I recently found myself entranced by an article by Mischa Berlinski,
a 34-year-old novelist who traveled to India with his fiancé last year
and ended up in a gripping adventure following Bimbala Das,
a woman in a remote
village who had married a snake
because she thought she was cursed. The result, a thoughtful take
on a
much publicized, greatly misunderstood event, is “Woman marries snake:
A peculiar Indian love story,” published in the November 2007 issue of Harper’s. Bimbala, who changed her caste in order to marry the reclusive reptile,
became one of those strange news items that fade quicker than you can
say “snakes on a plane.” But Berlinski had different ideas. He had just
penned his first novel, Fieldwork,
(which was a finalist for the National Book Award) and had notions of
becoming a cultural anthropologist. So he hired a translator, and drove
into a place so humid that his glasses fogged over. He answered a few
of our questions about his adventure:
Why did you seek out Bimbala Das after reading her story in the news?

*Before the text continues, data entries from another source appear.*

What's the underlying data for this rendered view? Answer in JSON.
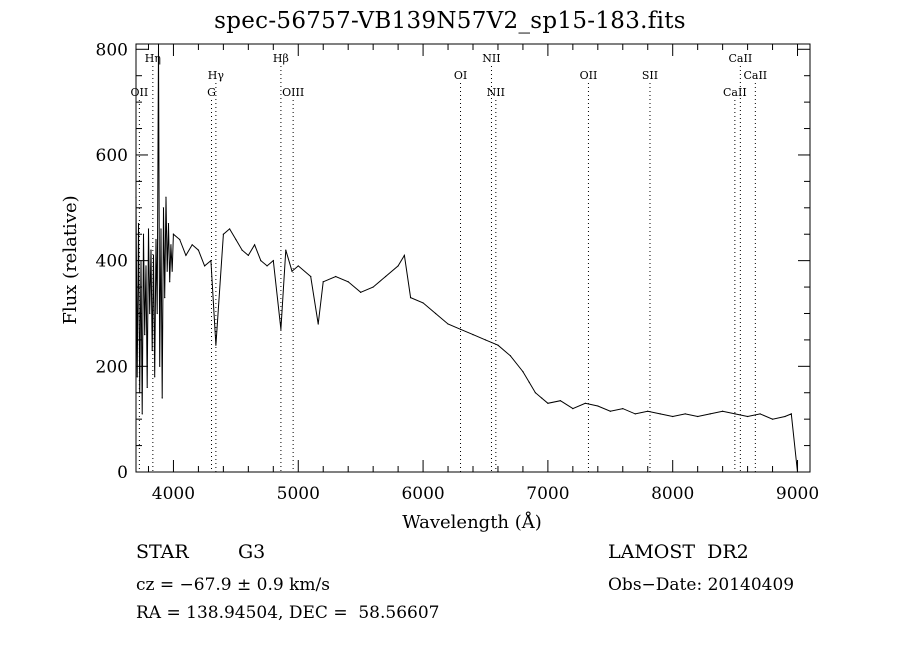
{
  "chart_data": {
    "type": "line",
    "title": "spec-56757-VB139N57V2_sp15-183.fits",
    "xlabel": "Wavelength (Å)",
    "ylabel": "Flux (relative)",
    "xlim": [
      3700,
      9100
    ],
    "ylim": [
      0,
      810
    ],
    "xticks": [
      4000,
      5000,
      6000,
      7000,
      8000,
      9000
    ],
    "yticks": [
      0,
      200,
      400,
      600,
      800
    ],
    "grid": false,
    "series": [
      {
        "x": [
          3700,
          3710,
          3720,
          3730,
          3740,
          3750,
          3760,
          3770,
          3780,
          3790,
          3800,
          3810,
          3820,
          3830,
          3840,
          3850,
          3860,
          3870,
          3880,
          3890,
          3900,
          3910,
          3920,
          3930,
          3940,
          3950,
          3960,
          3970,
          3980,
          3990,
          4000,
          4050,
          4100,
          4150,
          4200,
          4250,
          4300,
          4340,
          4400,
          4450,
          4500,
          4550,
          4600,
          4650,
          4700,
          4750,
          4800,
          4861,
          4900,
          4950,
          5000,
          5100,
          5160,
          5200,
          5300,
          5400,
          5500,
          5600,
          5700,
          5800,
          5850,
          5900,
          6000,
          6100,
          6200,
          6300,
          6400,
          6500,
          6600,
          6700,
          6800,
          6850,
          6900,
          6950,
          7000,
          7100,
          7200,
          7300,
          7400,
          7500,
          7600,
          7700,
          7800,
          7900,
          8000,
          8100,
          8200,
          8300,
          8400,
          8500,
          8600,
          8700,
          8800,
          8900,
          8950,
          9000
        ],
        "values": [
          520,
          180,
          470,
          150,
          400,
          110,
          450,
          260,
          390,
          160,
          460,
          300,
          420,
          230,
          410,
          180,
          440,
          300,
          810,
          200,
          460,
          140,
          500,
          330,
          520,
          380,
          470,
          360,
          430,
          380,
          450,
          440,
          410,
          430,
          420,
          390,
          400,
          240,
          450,
          460,
          440,
          420,
          410,
          430,
          400,
          390,
          400,
          270,
          420,
          380,
          390,
          370,
          280,
          360,
          370,
          360,
          340,
          350,
          370,
          390,
          410,
          330,
          320,
          300,
          280,
          270,
          260,
          250,
          240,
          220,
          190,
          170,
          150,
          140,
          130,
          135,
          120,
          130,
          125,
          115,
          120,
          110,
          115,
          110,
          105,
          110,
          105,
          110,
          115,
          110,
          105,
          110,
          100,
          105,
          110,
          0
        ]
      }
    ],
    "lines": [
      {
        "name": "OII",
        "x": 3727,
        "row": 3
      },
      {
        "name": "Hη",
        "x": 3835,
        "row": 1
      },
      {
        "name": "Hγ",
        "x": 4340,
        "row": 2
      },
      {
        "name": "G",
        "x": 4305,
        "row": 3
      },
      {
        "name": "Hβ",
        "x": 4861,
        "row": 1
      },
      {
        "name": "OIII",
        "x": 4959,
        "row": 3
      },
      {
        "name": "OI",
        "x": 6300,
        "row": 2
      },
      {
        "name": "NII",
        "x": 6548,
        "row": 1
      },
      {
        "name": "NII",
        "x": 6583,
        "row": 3
      },
      {
        "name": "OII",
        "x": 7325,
        "row": 2
      },
      {
        "name": "SII",
        "x": 7818,
        "row": 2
      },
      {
        "name": "CaII",
        "x": 8542,
        "row": 1
      },
      {
        "name": "CaII",
        "x": 8662,
        "row": 2
      },
      {
        "name": "CaII",
        "x": 8498,
        "row": 3
      }
    ]
  },
  "footer": {
    "object_type": "STAR",
    "subclass": "G3",
    "survey": "LAMOST  DR2",
    "cz": "cz = −67.9 ± 0.9 km/s",
    "obs_date": "Obs−Date: 20140409",
    "coords": "RA = 138.94504, DEC =  58.56607"
  }
}
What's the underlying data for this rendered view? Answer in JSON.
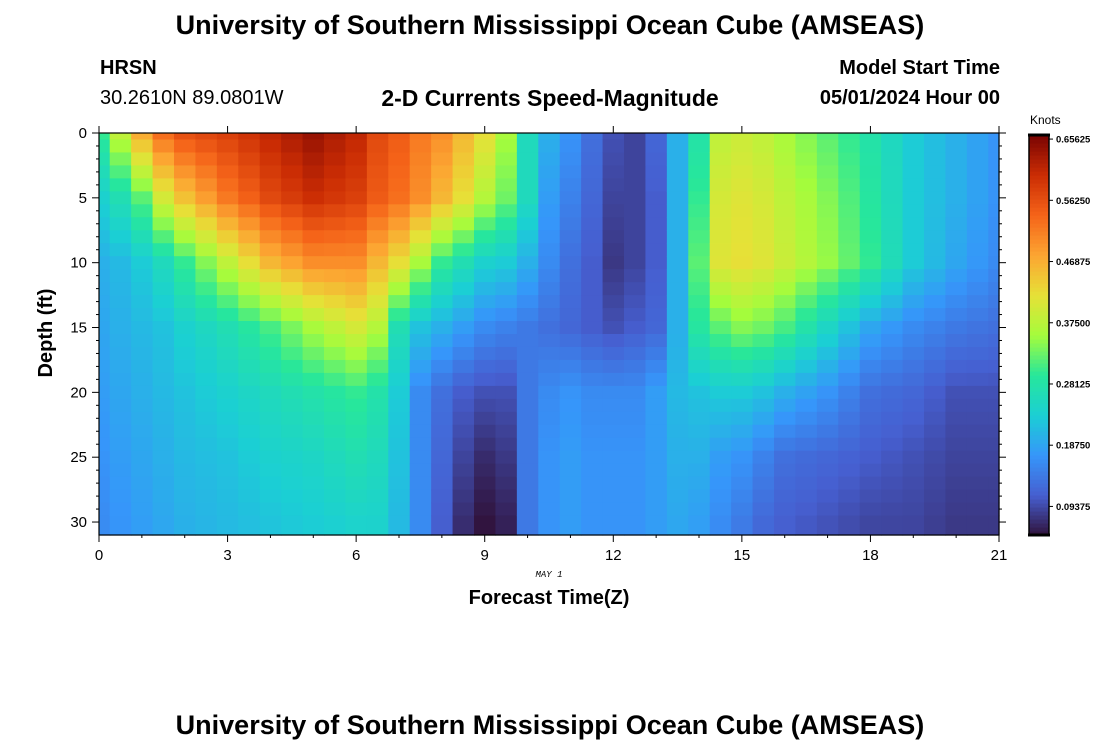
{
  "header": {
    "title": "University of Southern Mississippi Ocean Cube (AMSEAS)",
    "station": "HRSN",
    "coords": "30.2610N  89.0801W",
    "plot_title": "2-D Currents Speed-Magnitude",
    "model_start_label": "Model Start Time",
    "model_start_value": "05/01/2024 Hour 00"
  },
  "footer": {
    "title": "University of Southern Mississippi Ocean Cube (AMSEAS)"
  },
  "chart_data": {
    "type": "heatmap",
    "xlabel": "Forecast Time(Z)",
    "ylabel": "Depth (ft)",
    "date_label": "MAY 1",
    "xlim": [
      0,
      21
    ],
    "ylim": [
      0,
      31
    ],
    "x_ticks": [
      0,
      3,
      6,
      9,
      12,
      15,
      18,
      21
    ],
    "y_ticks": [
      0,
      5,
      10,
      15,
      20,
      25,
      30
    ],
    "colorbar": {
      "label": "Knots",
      "range": [
        0.05,
        0.6625
      ],
      "ticks": [
        "0.65625",
        "0.56250",
        "0.46875",
        "0.37500",
        "0.28125",
        "0.18750",
        "0.09375"
      ]
    },
    "time_columns": [
      0,
      0.5,
      1,
      1.5,
      2,
      2.5,
      3,
      3.5,
      4,
      4.5,
      5,
      5.5,
      6,
      6.5,
      7,
      7.5,
      8,
      8.5,
      9,
      9.5,
      10,
      10.5,
      11,
      11.5,
      12,
      12.5,
      13,
      13.5,
      14,
      14.5,
      15,
      15.5,
      16,
      16.5,
      17,
      17.5,
      18,
      18.5,
      19,
      19.5,
      20,
      20.5,
      21
    ],
    "depth_rows_ft": [
      0,
      1,
      2,
      3,
      4,
      5,
      6,
      7,
      8,
      9,
      10,
      11,
      12,
      13,
      14,
      15,
      16,
      17,
      18,
      19,
      20,
      21,
      22,
      23,
      24,
      25,
      26,
      27,
      28,
      29,
      30
    ],
    "control_speeds": {
      "depths_ft": [
        0,
        5,
        10,
        15,
        20,
        25,
        30.5
      ],
      "by_time": [
        {
          "t": 0,
          "v": [
            0.3,
            0.24,
            0.2,
            0.19,
            0.18,
            0.17,
            0.16
          ]
        },
        {
          "t": 0.5,
          "v": [
            0.38,
            0.27,
            0.21,
            0.2,
            0.19,
            0.18,
            0.17
          ]
        },
        {
          "t": 1,
          "v": [
            0.47,
            0.32,
            0.23,
            0.21,
            0.2,
            0.19,
            0.18
          ]
        },
        {
          "t": 1.5,
          "v": [
            0.53,
            0.4,
            0.26,
            0.22,
            0.21,
            0.2,
            0.19
          ]
        },
        {
          "t": 2,
          "v": [
            0.56,
            0.45,
            0.3,
            0.24,
            0.22,
            0.21,
            0.2
          ]
        },
        {
          "t": 3,
          "v": [
            0.58,
            0.52,
            0.38,
            0.27,
            0.24,
            0.22,
            0.21
          ]
        },
        {
          "t": 4,
          "v": [
            0.61,
            0.57,
            0.46,
            0.31,
            0.26,
            0.24,
            0.22
          ]
        },
        {
          "t": 5,
          "v": [
            0.64,
            0.6,
            0.5,
            0.36,
            0.28,
            0.25,
            0.23
          ]
        },
        {
          "t": 6,
          "v": [
            0.61,
            0.58,
            0.5,
            0.4,
            0.3,
            0.27,
            0.24
          ]
        },
        {
          "t": 6.5,
          "v": [
            0.57,
            0.55,
            0.46,
            0.37,
            0.28,
            0.26,
            0.24
          ]
        },
        {
          "t": 7,
          "v": [
            0.55,
            0.53,
            0.42,
            0.27,
            0.23,
            0.22,
            0.21
          ]
        },
        {
          "t": 7.5,
          "v": [
            0.52,
            0.5,
            0.36,
            0.22,
            0.16,
            0.16,
            0.16
          ]
        },
        {
          "t": 8,
          "v": [
            0.5,
            0.46,
            0.3,
            0.2,
            0.13,
            0.12,
            0.11
          ]
        },
        {
          "t": 8.5,
          "v": [
            0.46,
            0.42,
            0.27,
            0.18,
            0.11,
            0.09,
            0.07
          ]
        },
        {
          "t": 9,
          "v": [
            0.42,
            0.37,
            0.24,
            0.16,
            0.1,
            0.07,
            0.05
          ]
        },
        {
          "t": 9.5,
          "v": [
            0.36,
            0.33,
            0.23,
            0.15,
            0.1,
            0.08,
            0.06
          ]
        },
        {
          "t": 10,
          "v": [
            0.26,
            0.26,
            0.2,
            0.14,
            0.14,
            0.14,
            0.14
          ]
        },
        {
          "t": 10.5,
          "v": [
            0.2,
            0.18,
            0.16,
            0.13,
            0.16,
            0.17,
            0.17
          ]
        },
        {
          "t": 11,
          "v": [
            0.17,
            0.15,
            0.13,
            0.12,
            0.17,
            0.18,
            0.18
          ]
        },
        {
          "t": 11.5,
          "v": [
            0.13,
            0.12,
            0.11,
            0.11,
            0.16,
            0.17,
            0.17
          ]
        },
        {
          "t": 12,
          "v": [
            0.1,
            0.09,
            0.08,
            0.1,
            0.16,
            0.17,
            0.17
          ]
        },
        {
          "t": 12.5,
          "v": [
            0.09,
            0.09,
            0.09,
            0.11,
            0.16,
            0.17,
            0.17
          ]
        },
        {
          "t": 13,
          "v": [
            0.12,
            0.11,
            0.11,
            0.12,
            0.18,
            0.18,
            0.18
          ]
        },
        {
          "t": 13.5,
          "v": [
            0.2,
            0.2,
            0.2,
            0.2,
            0.21,
            0.2,
            0.19
          ]
        },
        {
          "t": 14,
          "v": [
            0.28,
            0.3,
            0.32,
            0.29,
            0.22,
            0.2,
            0.18
          ]
        },
        {
          "t": 14.5,
          "v": [
            0.38,
            0.4,
            0.41,
            0.32,
            0.23,
            0.18,
            0.16
          ]
        },
        {
          "t": 15,
          "v": [
            0.39,
            0.41,
            0.42,
            0.34,
            0.23,
            0.17,
            0.14
          ]
        },
        {
          "t": 15.5,
          "v": [
            0.38,
            0.4,
            0.41,
            0.33,
            0.22,
            0.15,
            0.12
          ]
        },
        {
          "t": 16,
          "v": [
            0.36,
            0.38,
            0.39,
            0.31,
            0.2,
            0.13,
            0.11
          ]
        },
        {
          "t": 17,
          "v": [
            0.32,
            0.34,
            0.35,
            0.25,
            0.17,
            0.12,
            0.1
          ]
        },
        {
          "t": 18,
          "v": [
            0.28,
            0.29,
            0.3,
            0.19,
            0.13,
            0.11,
            0.09
          ]
        },
        {
          "t": 19,
          "v": [
            0.23,
            0.23,
            0.23,
            0.16,
            0.12,
            0.1,
            0.09
          ]
        },
        {
          "t": 20,
          "v": [
            0.2,
            0.2,
            0.19,
            0.14,
            0.1,
            0.09,
            0.08
          ]
        },
        {
          "t": 21,
          "v": [
            0.17,
            0.17,
            0.16,
            0.13,
            0.1,
            0.09,
            0.08
          ]
        }
      ]
    }
  }
}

I think part of traveling in India is being confronted every single day with so many mysterious things. You're always asking yourself: Why does he dress like that or act like that? I wanted to try and get to the bottom of just one strange Indian story. That this story caught on in the West made the story even more interesting.
Where is Atala and how did you get there?
Atala village is about 15 kilometers from Bhubaneshwar, the capital of Orissa State. We came by train from Tamil Nadu, in the deep south. I don't know if you've ever taken an Indian train, but it's a wonderful experience. We rode second-class AC, and shared a compartment with a Mr. Aggarwal, Mr. Aggarwal's old college friend, and their families. (It was Mr. Aggarwal's theory that Bimbala married the snake "just to be famous," which as it turns out wasn't so far from the truth.) The children, as I recall, were very noisy, and like to jump from bunk to bunk. Outside the window, there were low flat rice paddies and sometimes a glimpse of the sea and little villages and always another crossing, with motorized rickshaws and motorcycles and bullock carts lined up waiting for us to go by.
Did you tell the people in the village that you were a writer? An anthropologist?
I told them I was a journalist. But I'm not sure that the distinctions between a writer, a journalist, and an anthropologist would have been meaningful at all to the people in Atala, and certainly not to Bimbala or her Guru. The thing that the people of Atala understood chiefly about me was that I was a foreigner, and white, and outside of the caste system. They organized me mentally first by this fact, then by my religion, and then by my marital status, far more than my profession.